There’s no better tip-off to the probable success of a stock than that people in the company are putting their own money into it.

Dabei hat das Ganze eine kurzfristige und eine langfristige Komponente. Kurzfristig ist es durch den Einstieg der Insider eine Insolvenz oder Ähnliches so gut wie ausgeschlossen. Langfristig hat das Engagement der Insider den großen Vorteil, dass die Interessen des Managements und die der Shareholder viel besser aufeinander abgestimmt sind (das Management hat einen viel höheren Anreiz, die Aktionäre zufriedenzustellen, wenn es selbst signifikante Anteile am Unternehmen besitzt).

Für weitere Infos lest auch unseren Artikel zu Jockey Stocks (Unternehmen mit ausgezeichnetem Management).

#10: Das Unternehmen kauft eigene Aktien zurück

Der letzte wesentliche Punkt ist der Rückkauf eigener Aktien durch das Unternehmen. Hierbei handelt es sich laut Peter Lynch um die einfachste und beste Methode, um die Aktionäre zu entlohnen.

Wenn ein Unternehmen z.B. die Hälfte seine umlaufenden Aktien zurückkauft, dann erhöht sich bei gleichbleibenden Gewinnen der Gewinn je Aktie (und damit auch der Aktienkurs) um den Faktor 2.

Alternativen zu Aktienrückkaufprogrammen stellen (1) eine Erhöhung der Dividende, (2) die Entwicklung neuer Produkte, (3) Investitionen in neue Anlagen und (4) die Übernahme anderer Unternehmen dar.
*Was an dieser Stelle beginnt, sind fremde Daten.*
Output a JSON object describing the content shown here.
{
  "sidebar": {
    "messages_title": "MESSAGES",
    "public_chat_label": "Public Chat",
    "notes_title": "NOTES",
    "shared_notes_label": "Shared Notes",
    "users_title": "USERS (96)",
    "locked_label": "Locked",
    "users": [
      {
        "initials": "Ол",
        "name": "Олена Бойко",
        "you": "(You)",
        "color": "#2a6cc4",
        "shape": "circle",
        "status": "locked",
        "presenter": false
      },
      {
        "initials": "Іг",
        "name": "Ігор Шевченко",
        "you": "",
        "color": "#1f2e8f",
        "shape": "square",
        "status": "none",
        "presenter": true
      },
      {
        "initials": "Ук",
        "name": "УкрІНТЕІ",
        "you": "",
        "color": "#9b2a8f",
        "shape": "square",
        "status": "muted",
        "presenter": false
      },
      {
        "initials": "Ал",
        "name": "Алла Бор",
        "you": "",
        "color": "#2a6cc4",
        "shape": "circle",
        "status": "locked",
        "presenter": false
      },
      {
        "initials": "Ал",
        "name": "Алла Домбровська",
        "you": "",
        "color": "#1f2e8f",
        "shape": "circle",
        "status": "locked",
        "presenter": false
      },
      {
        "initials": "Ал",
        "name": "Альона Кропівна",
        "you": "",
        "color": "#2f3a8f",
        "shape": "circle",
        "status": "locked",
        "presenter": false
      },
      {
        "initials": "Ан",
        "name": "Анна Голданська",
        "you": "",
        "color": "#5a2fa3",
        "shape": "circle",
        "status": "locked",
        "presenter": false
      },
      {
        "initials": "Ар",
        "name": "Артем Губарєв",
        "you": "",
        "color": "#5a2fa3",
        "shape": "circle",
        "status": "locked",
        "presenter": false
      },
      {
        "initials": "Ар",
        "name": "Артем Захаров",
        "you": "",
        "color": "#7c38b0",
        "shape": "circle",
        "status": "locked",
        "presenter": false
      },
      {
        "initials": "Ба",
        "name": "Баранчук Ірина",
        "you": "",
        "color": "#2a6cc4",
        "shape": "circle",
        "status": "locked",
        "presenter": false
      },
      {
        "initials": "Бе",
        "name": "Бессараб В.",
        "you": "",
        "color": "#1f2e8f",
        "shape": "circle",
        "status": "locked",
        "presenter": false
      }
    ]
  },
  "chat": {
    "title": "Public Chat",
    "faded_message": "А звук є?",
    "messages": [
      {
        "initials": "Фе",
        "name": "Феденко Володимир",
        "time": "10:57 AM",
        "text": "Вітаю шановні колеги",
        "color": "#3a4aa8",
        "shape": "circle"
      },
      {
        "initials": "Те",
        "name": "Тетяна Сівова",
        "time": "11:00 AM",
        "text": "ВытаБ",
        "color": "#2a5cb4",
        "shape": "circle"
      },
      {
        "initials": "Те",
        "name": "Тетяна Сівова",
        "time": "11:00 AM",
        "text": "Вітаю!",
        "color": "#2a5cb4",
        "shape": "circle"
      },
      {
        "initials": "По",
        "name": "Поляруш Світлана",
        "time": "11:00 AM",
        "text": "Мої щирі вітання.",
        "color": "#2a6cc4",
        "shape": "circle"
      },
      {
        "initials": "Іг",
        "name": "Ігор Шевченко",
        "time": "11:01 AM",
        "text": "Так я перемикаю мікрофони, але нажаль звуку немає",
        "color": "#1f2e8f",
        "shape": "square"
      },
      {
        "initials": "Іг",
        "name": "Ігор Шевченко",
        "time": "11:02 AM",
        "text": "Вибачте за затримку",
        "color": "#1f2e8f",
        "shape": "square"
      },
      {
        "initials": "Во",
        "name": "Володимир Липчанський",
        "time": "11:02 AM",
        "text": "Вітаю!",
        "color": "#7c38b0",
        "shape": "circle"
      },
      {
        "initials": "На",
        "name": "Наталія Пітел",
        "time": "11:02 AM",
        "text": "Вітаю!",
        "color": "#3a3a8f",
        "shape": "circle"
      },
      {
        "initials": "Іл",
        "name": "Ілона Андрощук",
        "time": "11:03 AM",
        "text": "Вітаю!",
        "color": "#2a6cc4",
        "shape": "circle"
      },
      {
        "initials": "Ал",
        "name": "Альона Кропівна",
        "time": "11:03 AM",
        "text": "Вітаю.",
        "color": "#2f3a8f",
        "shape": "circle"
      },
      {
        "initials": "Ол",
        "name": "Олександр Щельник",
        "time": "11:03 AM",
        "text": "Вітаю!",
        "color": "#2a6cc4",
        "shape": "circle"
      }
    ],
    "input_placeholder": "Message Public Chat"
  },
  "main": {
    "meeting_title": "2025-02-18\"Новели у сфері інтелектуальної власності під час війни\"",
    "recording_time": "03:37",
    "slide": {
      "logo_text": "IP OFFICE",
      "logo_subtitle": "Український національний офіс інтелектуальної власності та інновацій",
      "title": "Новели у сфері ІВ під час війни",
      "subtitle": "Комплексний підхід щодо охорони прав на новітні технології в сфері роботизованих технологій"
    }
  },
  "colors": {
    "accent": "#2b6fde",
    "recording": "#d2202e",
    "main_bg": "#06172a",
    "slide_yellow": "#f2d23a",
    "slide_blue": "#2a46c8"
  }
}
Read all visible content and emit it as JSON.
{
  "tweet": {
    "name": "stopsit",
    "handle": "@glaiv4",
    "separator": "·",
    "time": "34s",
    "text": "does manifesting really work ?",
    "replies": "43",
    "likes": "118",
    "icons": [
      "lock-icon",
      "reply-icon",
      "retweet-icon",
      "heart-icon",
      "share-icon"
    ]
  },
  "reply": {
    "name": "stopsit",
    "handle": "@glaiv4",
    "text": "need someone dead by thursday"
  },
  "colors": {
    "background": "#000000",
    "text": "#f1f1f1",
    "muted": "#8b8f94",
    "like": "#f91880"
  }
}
Gillette zum Beispiel hat laut Peter Lynch alle vier Alternativen ausprobiert, sich aber vor allem aber die letzten drei fokussiert. Jedes neue Business bzw. Produkt hatte dabei schlechtere Margen als das ursprüngliche Rasierklingen-Geschäft. Lynch’s Schlussfolgerung:

If the company had regularaly bought back its shares and raised its dividend instead of diverting its capital to cosmetics, toiletteries. ballpoint pens…, the stock might well be worth over 100 USD instead of the current 35 USD.

Langfristig sind Aktienrückkäufe also ein mächtiges Instrument, um Profite an die Anteilseigner weiterzugeben, vorausgesetzt natürlich der Rückkaufkurs ist nicht zu hoch bzw. liegt unterhalb des intrinsischen Wertes.